Some car manufacturers are reporting average returns of vehicles of 24 months along with a growing number of 18-month leases, while finance deals are predicted to be used more regularly on the used car market.
The new car market has seen a strong period of growth in recent years. Around 80% of new car sales are sold through finance deals, triggering a move in mentality from ‘ownership’ to ‘usership', according to Cap Hpi.
Philip Nothard, retail and consumer specialist at Cap Hpi, said that a few years ago having a car for five years or longer was not uncommon and that younger buyers are driving the shifting trend.
“Young buyers are the new consumers coming through,” Nothard said.
“The mentality is: the car does a job, it costs a certain amount each month, and if they can afford it they get it. There’s a lot more of that to come.”

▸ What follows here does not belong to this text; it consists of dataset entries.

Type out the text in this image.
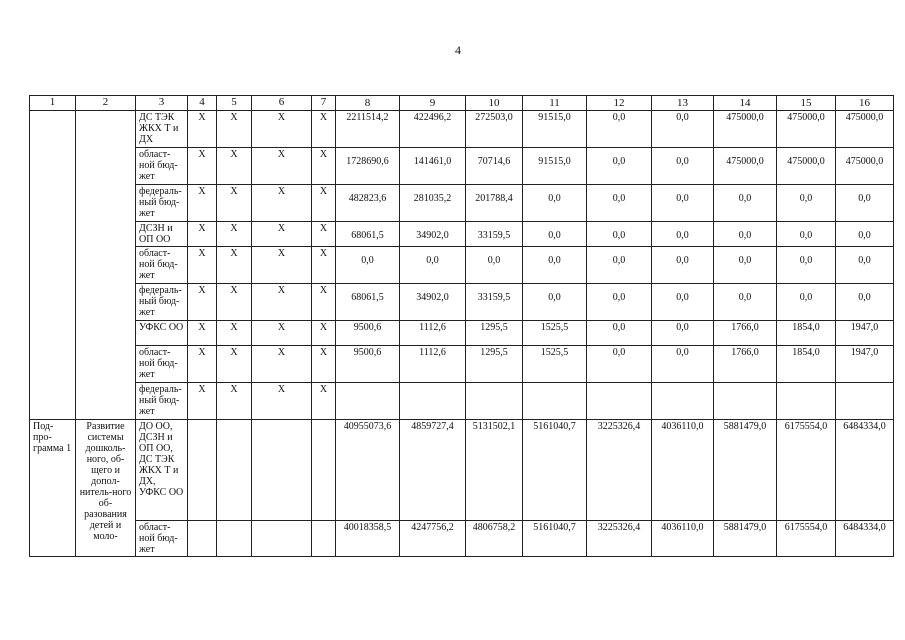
4
1	2	3	4	5	6	7	8	9	10	11	12	13	14	15	16
		ДС ТЭК ЖКХ Т и ДХ	Х	Х	Х	Х	2211514,2	422496,2	272503,0	91515,0	0,0	0,0	475000,0	475000,0	475000,0
		област-ной бюд-жет	Х	Х	Х	Х	1728690,6	141461,0	70714,6	91515,0	0,0	0,0	475000,0	475000,0	475000,0
		федераль-ный бюд-жет	Х	Х	Х	Х	482823,6	281035,2	201788,4	0,0	0,0	0,0	0,0	0,0	0,0
		ДСЗН и ОП ОО	Х	Х	Х	Х	68061,5	34902,0	33159,5	0,0	0,0	0,0	0,0	0,0	0,0
		област-ной бюд-жет	Х	Х	Х	Х	0,0	0,0	0,0	0,0	0,0	0,0	0,0	0,0	0,0
		федераль-ный бюд-жет	Х	Х	Х	Х	68061,5	34902,0	33159,5	0,0	0,0	0,0	0,0	0,0	0,0
		УФКС ОО	Х	Х	Х	Х	9500,6	1112,6	1295,5	1525,5	0,0	0,0	1766,0	1854,0	1947,0
		област-ной бюд-жет	Х	Х	Х	Х	9500,6	1112,6	1295,5	1525,5	0,0	0,0	1766,0	1854,0	1947,0
		федераль-ный бюд-жет	Х	Х	Х	Х									
Под-про-грамма 1	Развитие системы дошколь-ного, об-щего и допол-нитель-ного об-разования детей и моло-	ДО ОО, ДСЗН и ОП ОО, ДС ТЭК ЖКХ Т и ДХ, УФКС ОО					40955073,6	4859727,4	5131502,1	5161040,7	3225326,4	4036110,0	5881479,0	6175554,0	6484334,0
		област-ной бюд-жет					40018358,5	4247756,2	4806758,2	5161040,7	3225326,4	4036110,0	5881479,0	6175554,0	6484334,0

Currently the average month on a 24-month PCP agreement is 20-22 months, while on a 36-month arrangement it's 27-29 months.
Nothard doesn’t believe the trend of changing cars will get much shorter and expects it to stay around the 20 to 24-month period, with 12 months being too short for many drivers.
The increasingly regular change in ownership is most prominent on the new car market and has saturated the used car market, but finance deals on used cars are also likely to see a sharp increase.
“Manufacturers are not showing any signs of easing off," Nothard said. "Finance deals are at the centre of many marketing campaigns.”
"It provides a good source of cars for used dealers because they know exactly where the car has come from. We’re going to start to see growth in the used car market in PCP deals."